I include here my thoughts and my recommendation for The Liars’ Gospel by Naomi Alderman because it shares with The Goldfinch a fabulous immersion and a narrative that raises, indirectly here, its own deeper questions. Alderman has delivered a pungent, flinty Jerusalem you can taste and smell and it empowers her stories of Jesus and those around him; stories about his mother, Judas, Caiaphas and Barrabas. These bit players in his life are here given their own rich lives, each capable of leading a novel in themselves, each to varying degrees touched by who Jesus was. By immersing them so vividly in a land and time of which so little is really known – Galilee and Jerusalem being backwaters in the Roman Empire as far as its own historians are concerned – Alderman’s research and fine prose gives an almost ‘photo-realistic’ quality to their lives and their passions. The book is ambiguous in respect of the theology, neutral as a camera or a historian would be in depicting Jesus debating, or the riots against the Romans. These are powerful vignettes against a violent backdrop simmering with the threat of rebellion.
Having read the eminent historian E.P.Sanders’ life of Jesus which stripped away the fervour of the Gospels’ message for the reality of the time, there is the same maddening question for us reading this fictional treatment of the world around Jesus as there are for the historians attempting to piece together the origin of Christianity. Why, of all those who proclaimed to be the Messiah, did this man, little known and little mourned in his own lifetime before a relatively modest number of disciples, catch fire in the minds of those who heard his word so that, only a few hundred years later, he had conquered Rome? It is, incidentally, a kind of great revenge, this subsequent deification, that creates the book’s most satisfying twist, as it sets itself against the more literal and darker advocate of Jews under the Romans’ heel, Barrabas, Jerusalem’s principle gangster.

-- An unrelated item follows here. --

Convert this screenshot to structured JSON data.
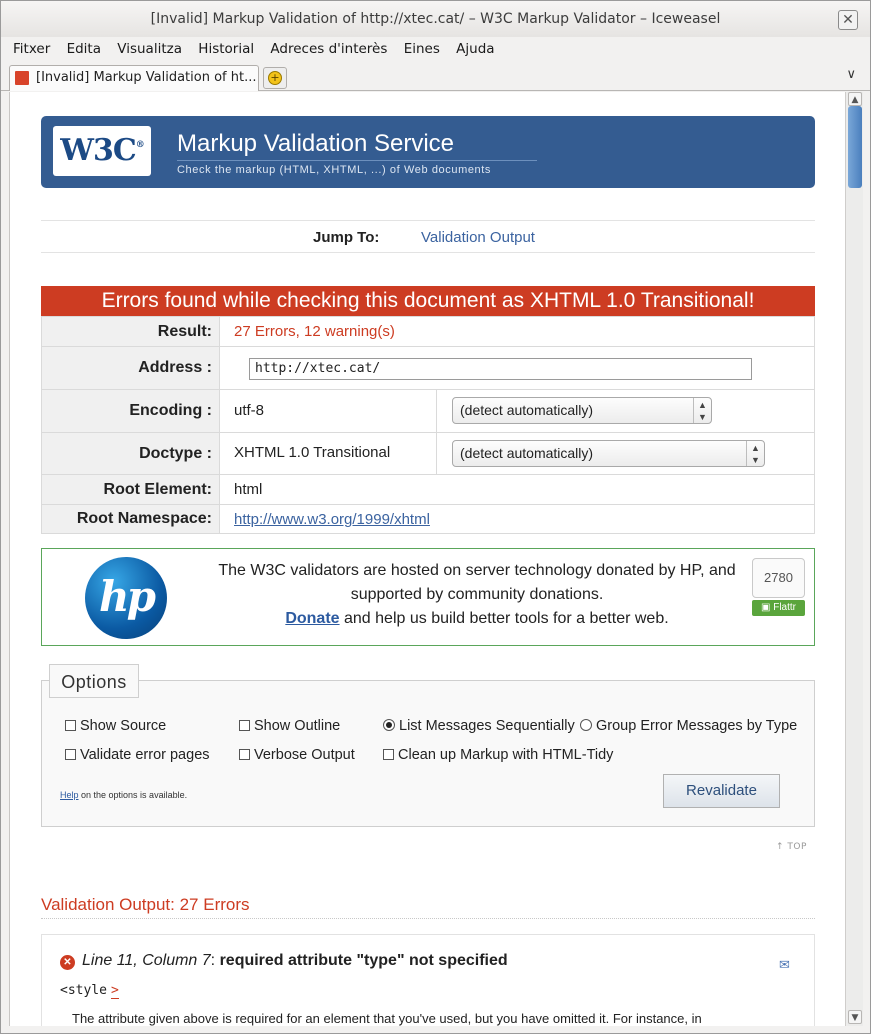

Alderman creates a beautiful and quite, well, christian moral out of the aftermath of the book’s critical scene, where Barrabas and Jesus face Pilate in order to determine their fates. What we know well enough is that the course of history was decided with the outcome of that conversation. Alderman finds a unique angle from which to create an account of that fateful event; a beautiful, masterful dialogue that seals the fate of the world.